A multi-layer approach
McNeill says that AHRQ has attempted to have a multi-layer approach to looking at the data. (To view the State Snapshot tool, go to www.qualitytools.ahrq.gov/qualityreport/2005/state.) "First of all, the states wanted to have a dashboard; as you know, these are currently very popular," he says. "They summarize and focus on the key information. So, we took the dashboard piece and presented the information on different 'dials' — for example, how the state did overall. Then, there are different dials if you just want to track nursing homes, for example, or just hospitals."
Under each of the major dials, the user can click down for more specificity, he explains, as different audiences are interested in different information. "For example, some of the press likes the rankings, while analysts are more interested in the data," he observes.
Interestingly enough, he continues, it's often not what the snapshots present but how it is presented that users value. "For example, we use measures that the QIOs use, but we present them in a different way; QIOs do not summarize the data," he notes. "People will tell us, 'This is not different data, but what we really like is the way you are presenting it.' This helps the data come to life; you can really see what's happening with hospital care."
Benchmarking for quality managers
For interested quality managers, the tool "does provide benchmarks for hospital data," McNeill says. "While hospital data are not uniformly available, it is possible to look at variations across the states to get an idea of benchmarks."
For example, he continues, in the areas of heart failure, heart attack, and pneumonia, it's possible to see how one state does relative to its neighbors. "You can also look at the top 10% and the bottom 10% of states, so there's a lot of comparative data you can look at," he suggests.
McNeill pulls up the state of California and reads the data to demonstrate how it might be used. "They are rated as relatively weak on hospital care nationally — and for the Pacific states, they are even worse," he observes. "Two things we found I think are relevant for hospitals: When we look at the weak measures, it's first of all a surprise to see them weak in hospital care. I found it curious that, on the one hand, they were average on admission measures but way below average on many of the discharge measures. That raises a flag."
As he drills down to the tables, he obtains benchmark data for California. "If you look at one hospital measure, the percentage of Medicare heart attack patients getting aspirin at discharge, you can see state data, regional data, and top and bottom 10%," he notes.

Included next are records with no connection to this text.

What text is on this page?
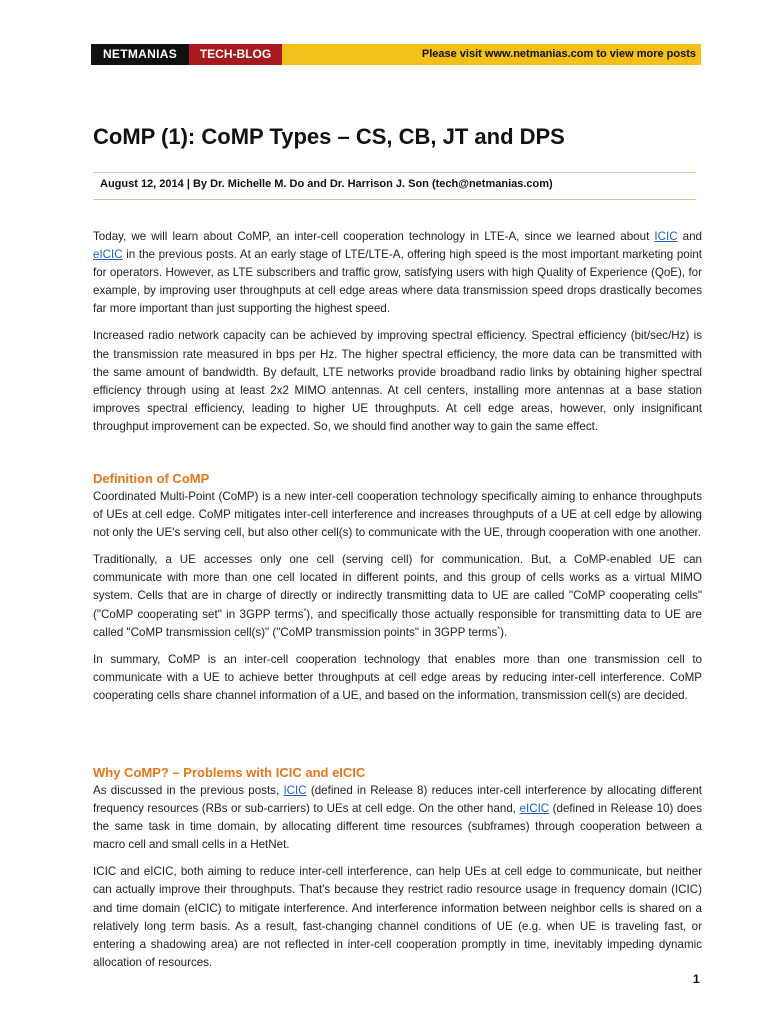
NETMANIAS	TECH-BLOG	Please visit www.netmanias.com to view more posts
CoMP (1): CoMP Types – CS, CB, JT and DPS
August 12, 2014 | By Dr. Michelle M. Do and Dr. Harrison J. Son (tech@netmanias.com)

Today, we will learn about CoMP, an inter-cell cooperation technology in LTE-A, since we learned about ICIC and eICIC in the previous posts. At an early stage of LTE/LTE-A, offering high speed is the most important marketing point for operators. However, as LTE subscribers and traffic grow, satisfying users with high Quality of Experience (QoE), for example, by improving user throughputs at cell edge areas where data transmission speed drops drastically becomes far more important than just supporting the highest speed.

Increased radio network capacity can be achieved by improving spectral efficiency. Spectral efficiency (bit/sec/Hz) is the transmission rate measured in bps per Hz. The higher spectral efficiency, the more data can be transmitted with the same amount of bandwidth. By default, LTE networks provide broadband radio links by obtaining higher spectral efficiency through using at least 2x2 MIMO antennas. At cell centers, installing more antennas at a base station improves spectral efficiency, leading to higher UE throughputs. At cell edge areas, however, only insignificant throughput improvement can be expected. So, we should find another way to gain the same effect.

Definition of CoMP

Coordinated Multi-Point (CoMP) is a new inter-cell cooperation technology specifically aiming to enhance throughputs of UEs at cell edge. CoMP mitigates inter-cell interference and increases throughputs of a UE at cell edge by allowing not only the UE's serving cell, but also other cell(s) to communicate with the UE, through cooperation with one another.

Traditionally, a UE accesses only one cell (serving cell) for communication. But, a CoMP-enabled UE can communicate with more than one cell located in different points, and this group of cells works as a virtual MIMO system. Cells that are in charge of directly or indirectly transmitting data to UE are called "CoMP cooperating cells" ("CoMP cooperating set" in 3GPP terms*), and specifically those actually responsible for transmitting data to UE are called "CoMP transmission cell(s)" ("CoMP transmission points" in 3GPP terms*).

In summary, CoMP is an inter-cell cooperation technology that enables more than one transmission cell to communicate with a UE to achieve better throughputs at cell edge areas by reducing inter-cell interference. CoMP cooperating cells share channel information of a UE, and based on the information, transmission cell(s) are decided.

Why CoMP? – Problems with ICIC and eICIC

As discussed in the previous posts, ICIC (defined in Release 8) reduces inter-cell interference by allocating different frequency resources (RBs or sub-carriers) to UEs at cell edge. On the other hand, eICIC (defined in Release 10) does the same task in time domain, by allocating different time resources (subframes) through cooperation between a macro cell and small cells in a HetNet.

ICIC and eICIC, both aiming to reduce inter-cell interference, can help UEs at cell edge to communicate, but neither can actually improve their throughputs. That's because they restrict radio resource usage in frequency domain (ICIC) and time domain (eICIC) to mitigate interference. And interference information between neighbor cells is shared on a relatively long term basis. As a result, fast-changing channel conditions of UE (e.g. when UE is traveling fast, or entering a shadowing area) are not reflected in inter-cell cooperation promptly in time, inevitably impeding dynamic allocation of resources.

1
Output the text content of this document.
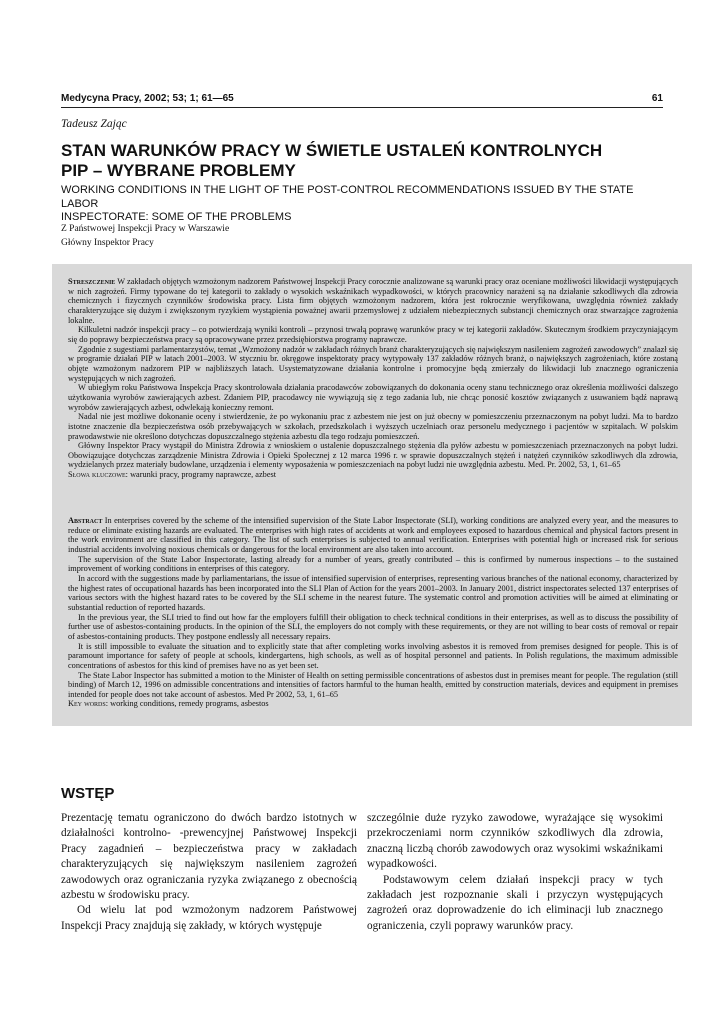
Medycyna Pracy, 2002; 53; 1; 61—65	61
Tadeusz Zając
STAN WARUNKÓW PRACY W ŚWIETLE USTALEŃ KONTROLNYCH
PIP – WYBRANE PROBLEMY
WORKING CONDITIONS IN THE LIGHT OF THE POST-CONTROL RECOMMENDATIONS ISSUED BY THE STATE LABOR
INSPECTORATE: SOME OF THE PROBLEMS
Z Państwowej Inspekcji Pracy w Warszawie
Główny Inspektor Pracy

Streszczenie W zakładach objętych wzmożonym nadzorem Państwowej Inspekcji Pracy corocznie analizowane są warunki pracy oraz oceniane możliwości likwidacji występujących w nich zagrożeń. Firmy typowane do tej kategorii to zakłady o wysokich wskaźnikach wypadkowości, w których pracownicy narażeni są na działanie szkodliwych dla zdrowia chemicznych i fizycznych czynników środowiska pracy. Lista firm objętych wzmożonym nadzorem, która jest rokrocznie weryfikowana, uwzględnia również zakłady charakteryzujące się dużym i zwiększonym ryzykiem wystąpienia poważnej awarii przemysłowej z udziałem niebezpiecznych substancji chemicznych oraz stwarzające zagrożenia lokalne.

Kilkuletni nadzór inspekcji pracy – co potwierdzają wyniki kontroli – przynosi trwałą poprawę warunków pracy w tej kategorii zakładów. Skutecznym środkiem przyczyniającym się do poprawy bezpieczeństwa pracy są opracowywane przez przedsiębiorstwa programy naprawcze.

Zgodnie z sugestiami parlamentarzystów, temat „Wzmożony nadzór w zakładach różnych branż charakteryzujących się największym nasileniem zagrożeń zawodowych” znalazł się w programie działań PIP w latach 2001–2003. W styczniu br. okręgowe inspektoraty pracy wytypowały 137 zakładów różnych branż, o największych zagrożeniach, które zostaną objęte wzmożonym nadzorem PIP w najbliższych latach. Usystematyzowane działania kontrolne i promocyjne będą zmierzały do likwidacji lub znacznego ograniczenia występujących w nich zagrożeń.

W ubiegłym roku Państwowa Inspekcja Pracy skontrolowała działania pracodawców zobowiązanych do dokonania oceny stanu technicznego oraz określenia możliwości dalszego użytkowania wyrobów zawierających azbest. Zdaniem PIP, pracodawcy nie wywiązują się z tego zadania lub, nie chcąc ponosić kosztów związanych z usuwaniem bądź naprawą wyrobów zawierających azbest, odwlekają konieczny remont.

Nadal nie jest możliwe dokonanie oceny i stwierdzenie, że po wykonaniu prac z azbestem nie jest on już obecny w pomieszczeniu przeznaczonym na pobyt ludzi. Ma to bardzo istotne znaczenie dla bezpieczeństwa osób przebywających w szkołach, przedszkolach i wyższych uczelniach oraz personelu medycznego i pacjentów w szpitalach. W polskim prawodawstwie nie określono dotychczas dopuszczalnego stężenia azbestu dla tego rodzaju pomieszczeń.

Główny Inspektor Pracy wystąpił do Ministra Zdrowia z wnioskiem o ustalenie dopuszczalnego stężenia dla pyłów azbestu w pomieszczeniach przeznaczonych na pobyt ludzi. Obowiązujące dotychczas zarządzenie Ministra Zdrowia i Opieki Społecznej z 12 marca 1996 r. w sprawie dopuszczalnych stężeń i natężeń czynników szkodliwych dla zdrowia, wydzielanych przez materiały budowlane, urządzenia i elementy wyposażenia w pomieszczeniach na pobyt ludzi nie uwzględnia azbestu. Med. Pr. 2002, 53, 1, 61–65

Słowa kluczowe: warunki pracy, programy naprawcze, azbest

Abstract In enterprises covered by the scheme of the intensified supervision of the State Labor Inspectorate (SLI), working conditions are analyzed every year, and the measures to reduce or eliminate existing hazards are evaluated. The enterprises with high rates of accidents at work and employees exposed to hazardous chemical and physical factors present in the work environment are classified in this category. The list of such enterprises is subjected to annual verification. Enterprises with potential high or increased risk for serious industrial accidents involving noxious chemicals or dangerous for the local environment are also taken into account.

The supervision of the State Labor Inspectorate, lasting already for a number of years, greatly contributed – this is confirmed by numerous inspections – to the sustained improvement of working conditions in enterprises of this category.

In accord with the suggestions made by parliamentarians, the issue of intensified supervision of enterprises, representing various branches of the national economy, characterized by the highest rates of occupational hazards has been incorporated into the SLI Plan of Action for the years 2001–2003. In January 2001, district inspectorates selected 137 enterprises of various sectors with the highest hazard rates to be covered by the SLI scheme in the nearest future. The systematic control and promotion activities will be aimed at eliminating or substantial reduction of reported hazards.

In the previous year, the SLI tried to find out how far the employers fulfill their obligation to check technical conditions in their enterprises, as well as to discuss the possibility of further use of asbestos-containing products. In the opinion of the SLI, the employers do not comply with these requirements, or they are not willing to bear costs of removal or repair of asbestos-containing products. They postpone endlessly all necessary repairs.

It is still impossible to evaluate the situation and to explicitly state that after completing works involving asbestos it is removed from premises designed for people. This is of paramount importance for safety of people at schools, kindergartens, high schools, as well as of hospital personnel and patients. In Polish regulations, the maximum admissible concentrations of asbestos for this kind of premises have no as yet been set.

The State Labor Inspector has submitted a motion to the Minister of Health on setting permissible concentrations of asbestos dust in premises meant for people. The regulation (still binding) of March 12, 1996 on admissible concentrations and intensities of factors harmful to the human health, emitted by construction materials, devices and equipment in premises intended for people does not take account of asbestos. Med Pr 2002, 53, 1, 61–65

Key words: working conditions, remedy programs, asbestos

WSTĘP

Prezentację tematu ograniczono do dwóch bardzo istotnych w działalności kontrolno- -prewencyjnej Państwowej Inspekcji Pracy zagadnień – bezpieczeństwa pracy w zakładach charakteryzujących się największym nasileniem zagrożeń zawodowych oraz ograniczania ryzyka związanego z obecnością azbestu w środowisku pracy.

Od wielu lat pod wzmożonym nadzorem Państwowej Inspekcji Pracy znajdują się zakłady, w których występuje

szczególnie duże ryzyko zawodowe, wyrażające się wysokimi przekroczeniami norm czynników szkodliwych dla zdrowia, znaczną liczbą chorób zawodowych oraz wysokimi wskaźnikami wypadkowości.

Podstawowym celem działań inspekcji pracy w tych zakładach jest rozpoznanie skali i przyczyn występujących zagrożeń oraz doprowadzenie do ich eliminacji lub znacznego ograniczenia, czyli poprawy warunków pracy.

Looking at the numbers, he notes that 85.4% of those patients received aspirin at discharge. "The average for the region is 90%; the top 10% is 95% and the bottom 10% is 83%. So, they were clearly below average, below region, and there is a lot of room to go — 10 points to be at the level of the best performing states," he declares. "There's a lot of room for improvement, and you can see what this means in terms of lives and dollars."